For me, good karma almost always starts with giving something away without looking for anything in return. I learned that from my grandmother. She used to sit at her old sewing machine and make dresses for women in the neighborhood who didn't have the money for new clothes. She never asked for payment or even a thank-you; she just believed you should use what you're good at to ease someone else's day. Watching her do that over and over left a mark on me. That stayed with me in my own work. When we help a woman feel at ease in her body--whether she's browsing or just slipping into a dress at a pop-up--it feels like sending out a small pulse of goodness. It's not about being saintly. It's about showing up with real attention and no strings attached. And in my experience, the universe has a way of catching that kind of sincerity and echoing it back.
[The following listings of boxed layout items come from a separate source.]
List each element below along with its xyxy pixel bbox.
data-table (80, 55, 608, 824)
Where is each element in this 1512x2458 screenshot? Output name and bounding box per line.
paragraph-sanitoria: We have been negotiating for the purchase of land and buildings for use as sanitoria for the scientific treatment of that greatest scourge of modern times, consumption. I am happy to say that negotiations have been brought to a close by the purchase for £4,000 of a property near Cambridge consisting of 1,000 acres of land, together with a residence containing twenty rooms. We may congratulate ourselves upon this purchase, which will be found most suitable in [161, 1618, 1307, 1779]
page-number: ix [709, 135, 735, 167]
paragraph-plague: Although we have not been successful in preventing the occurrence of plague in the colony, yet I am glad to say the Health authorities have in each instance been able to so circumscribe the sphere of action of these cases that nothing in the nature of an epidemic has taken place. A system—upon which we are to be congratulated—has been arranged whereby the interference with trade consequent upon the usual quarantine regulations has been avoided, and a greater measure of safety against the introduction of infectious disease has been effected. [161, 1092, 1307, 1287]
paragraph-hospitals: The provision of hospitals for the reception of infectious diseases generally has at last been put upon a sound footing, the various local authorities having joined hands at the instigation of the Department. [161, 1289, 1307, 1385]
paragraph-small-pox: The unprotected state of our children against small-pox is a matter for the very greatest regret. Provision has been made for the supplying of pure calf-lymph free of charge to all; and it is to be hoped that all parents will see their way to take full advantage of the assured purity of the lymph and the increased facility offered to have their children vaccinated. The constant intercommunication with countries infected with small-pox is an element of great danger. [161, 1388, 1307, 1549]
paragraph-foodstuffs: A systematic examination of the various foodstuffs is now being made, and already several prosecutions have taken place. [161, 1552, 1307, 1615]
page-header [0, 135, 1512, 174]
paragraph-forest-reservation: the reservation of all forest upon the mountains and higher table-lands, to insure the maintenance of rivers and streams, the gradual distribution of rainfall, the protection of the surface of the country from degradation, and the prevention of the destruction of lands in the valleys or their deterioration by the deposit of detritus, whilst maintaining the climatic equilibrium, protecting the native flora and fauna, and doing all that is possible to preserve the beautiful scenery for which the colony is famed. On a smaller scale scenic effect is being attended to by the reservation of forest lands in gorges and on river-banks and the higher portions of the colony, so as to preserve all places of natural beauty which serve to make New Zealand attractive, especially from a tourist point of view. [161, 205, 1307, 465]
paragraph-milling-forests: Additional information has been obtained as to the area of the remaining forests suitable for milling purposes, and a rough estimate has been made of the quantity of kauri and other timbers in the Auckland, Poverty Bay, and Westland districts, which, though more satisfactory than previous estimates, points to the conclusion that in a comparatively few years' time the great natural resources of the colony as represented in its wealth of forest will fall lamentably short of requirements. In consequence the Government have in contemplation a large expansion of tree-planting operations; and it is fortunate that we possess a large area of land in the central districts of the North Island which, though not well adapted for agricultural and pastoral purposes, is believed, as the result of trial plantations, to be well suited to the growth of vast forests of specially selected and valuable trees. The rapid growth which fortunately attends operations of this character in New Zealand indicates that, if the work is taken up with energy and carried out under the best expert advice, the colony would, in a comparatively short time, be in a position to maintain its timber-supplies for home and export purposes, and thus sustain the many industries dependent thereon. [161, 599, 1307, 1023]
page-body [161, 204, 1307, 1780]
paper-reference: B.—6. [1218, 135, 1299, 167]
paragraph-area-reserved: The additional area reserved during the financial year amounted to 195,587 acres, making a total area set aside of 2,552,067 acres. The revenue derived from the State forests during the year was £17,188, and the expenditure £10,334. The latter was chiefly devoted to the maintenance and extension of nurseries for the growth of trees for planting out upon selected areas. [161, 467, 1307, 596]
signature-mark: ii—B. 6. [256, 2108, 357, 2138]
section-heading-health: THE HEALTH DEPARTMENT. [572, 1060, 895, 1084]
Even if it's small, give back what you borrow. In my family, negative karma usually starts when people don't pay attention. You borrow something and don't remember to give it back. You say you'll be there, but you don't show up. These things aren't crimes, but they do wear people out. To get positive karma, you need to keep your word. If someone lends you something, give it back in better form. If you say you'll help, do it. I sent a thank-you card with a book back to an old teacher years ago. He suggested me for a project that changed my career months later. That was a surprise to me. But I think people remember the ones that do modest tasks. The universe might, too. It's not about being flawless. It's about being reliable for other people. That's where the nice stuff builds up.
I grew up in France with a blend of Catholic traditions and North African habits woven into everyday life. We didn't call it karma, but the idea was the same: when you show up for people, something good eventually circles back. I learned that young. Once, I spent half an afternoon walking a lost tourist through Paris until we found his hotel. A few days later, out of nowhere, I got an offer for an internship I was sure had gone to someone else. Maybe it was luck, but it felt like the universe giving a little nod. I see the same thing play out at our spa. One guest left a warm, thoughtful review even though their booking had gotten mixed up. We reached out, thanked them, and gave them an upgrade for their next visit. They came back with a group of friends, and now they're all familiar faces. To me, that's how good karma works--small, honest gestures that quietly set bigger things in motion.